Location: The Conterminous United States
22,583 posts, read 51,724,627 times
Reputation: 13565
Quote:
Originally Posted by JMT View Post
If this is to become a political thread, shouldn't it be moved to the Politics forum? I'd be happy to chime in on why Bob Corker was right on, but it would not be in the spirit of the OP.
I would love to gently debate with you, since we are friends.

Do I believe in bailing out any corporation? No. This is suppose to be a capitalistic society. But we are bailing out money sucking corporations on Wall Street. Look at AIG. They got federal bailout money, went on a corporate retreat - complete with massages and drinks with little umbrellas in them - came back, and got more money even after we found out about their holiday.

The biggest problem is Hank Paulson keeps throwing money at everything like a drunken sailor.

So, at this point we already own an awful lot of Wall Street, especially their worthless paper that was bought for billions. That started the takeover of corporations as we rapidly march to the China drumbeat.

You said in another post that Denso of Knoxville is always expanding. Not anymore. They make CAR PARTS. And that means people out of work that won't be able to buy cable or send their kid to college.

Oh, this will keep rolling and trickle down to everyone.

Maybe The Big Three will file bankruptcy and it will all work out, but don't count on it. Do you want to buy a car from a company in bankruptcy? What happens to that extended warranty?

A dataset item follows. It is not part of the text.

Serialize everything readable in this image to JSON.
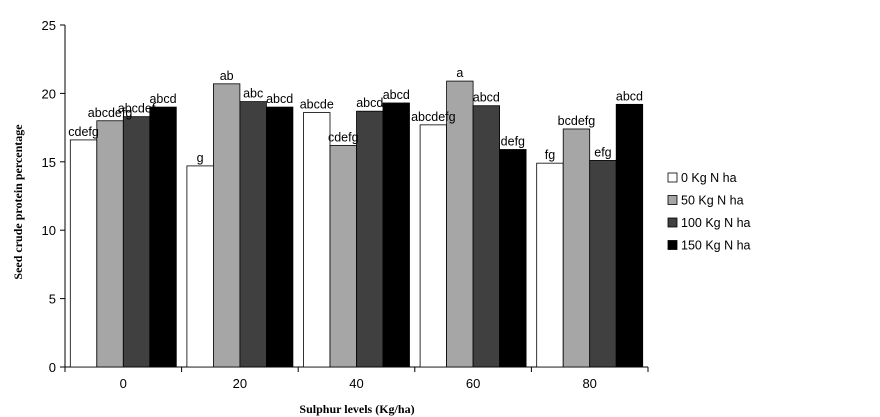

Next up: The Great Depression 2009. It started with Nixon establishing for-profit healthcare and making friends with China. And we said that was the best thing that he ever did. What a bunch of tools we are, aren't we?

I guess Corker figured that he was saving Tennessee when he screwed Michigan. But he didn't, because we are all going to pay. He lied to the union's face and then talked to the cameras out of the other side of his face.

He thought he was union busting and that would be good for his state. He was short-sighted. I guess he wants his constituents to work at non-union jobs for lower wages for a non-American company.

Heil Volkswagen!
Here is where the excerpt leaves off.